Local firms admit to inadequate data protection
While data security remains a top concern among company decision-makers, over a quarter of local organisations admit to only having a partially defined data protection strategy in place.
This is according to an online Data Protection Survey conducted by ITWeb and Puleng Technologies, in partnership with Dell EMC.
The respondents were largely IT professionals and senior executives from a variety South African public and private sector organisations.
According to the survey, only 41% of respondents said they were satisfied that their backup data is adequately protected from malware or ransomware attacks.
Cyber attacks have increased in frequency, severity and sophistication, therefore adequate data protection is needed wherever data resides within an organisation - and this applies to all areas across the business.
According to a report by the Ponemon Institute, South African organisations are more exposed to data breach incidents than their counterparts across the globe, having scored the highest probability of experiencing a data breach in the next 24 months.
While over half of the survey respondents (57%) do have a defined data protection strategy in place, more than a third (35%) said they were unsure if their data protection strategy met industry compliance regulations such as the Protection of Personal Information Act (POPIA) and the General Data Protection Regulation (GDPR), which comes into effect from 25 May 2018. Furthermore around 28% said they do not have aclearly defined archiving strategy that deals with compliance and cost containment.
POPI and GDPR are new regulations that will significantly impact how security operators can collect, use, store, update, retrieve, use; disseminate data by means of transmission, distribution or making it available in any other form. Apart from reputational costs, there will be fines of up to R10 million for firms that don't comply with POPI.

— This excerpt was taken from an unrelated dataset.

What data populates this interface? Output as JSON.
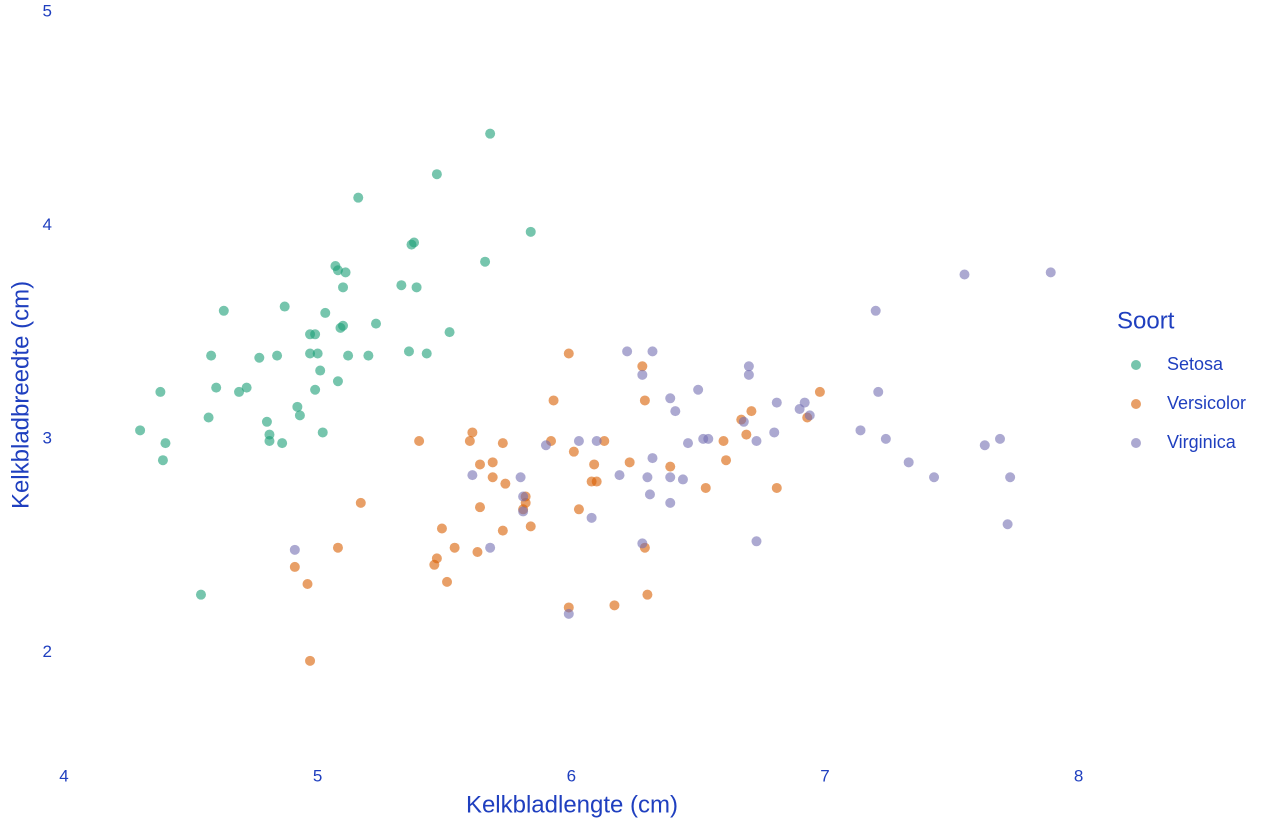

Experts point out that not only will individuals and organisations benefit through data privacy legislation but the regulations are also important for international trade, as concerns around information privacy can create barriers to trading beyond the country's borders.
Another 48% of respondents said they currently support their data protection environment through in-house skills, while 30% use a blended delivery which consists of both vendor and in-house, with 5% opting to fully outsource.
When it comes to the type of applications their organisations are moving to the cloud versus keeping their data on the premises, 28% of respondents are using software-as-a service, while 23% said they are focusing on only moving back office applications. Sixteen percent reported that they have no intention to migrate to the cloud, while 13% said they prefer to move only mission critical data to the cloud.
Mark Baatjies, executive account manager at Puleng Technolgies, explains: "Considering that business is innovating and bringing new services to the market faster than ever before through agile methodologies, a simplified and modernised data protection strategy enables the business to adopt new applications and move to the cloud (or beyond) knowing that its data is secure and recoverable."
Research firm International Data Corporation (IDC) predicts worldwide spending on public cloud services and infrastructure is forecast to reach $160 billion in 2018, an increase of 23.2% over 2017.
When asked if data sovereignty is a key concern when it comes to their cloud adoption strategy, over half (54%) answered yes, and 24% answered no.
In terms of their expected data growth over the next 12 months, 13% of companies surveyed are expecting it to double. A further 37% said they expect a 25% increase in data and around 40% said they expect their data volumes to increase by 50%.
In order to control the cost of data protection, almost a half of respondents are considering using managed services or backup-as-a-service, while almost 40% are in favour of using utility based pricing (pay as you go).
According to Baatjies, backup solutions are expensive, so he advises that maximising on their output is imperative.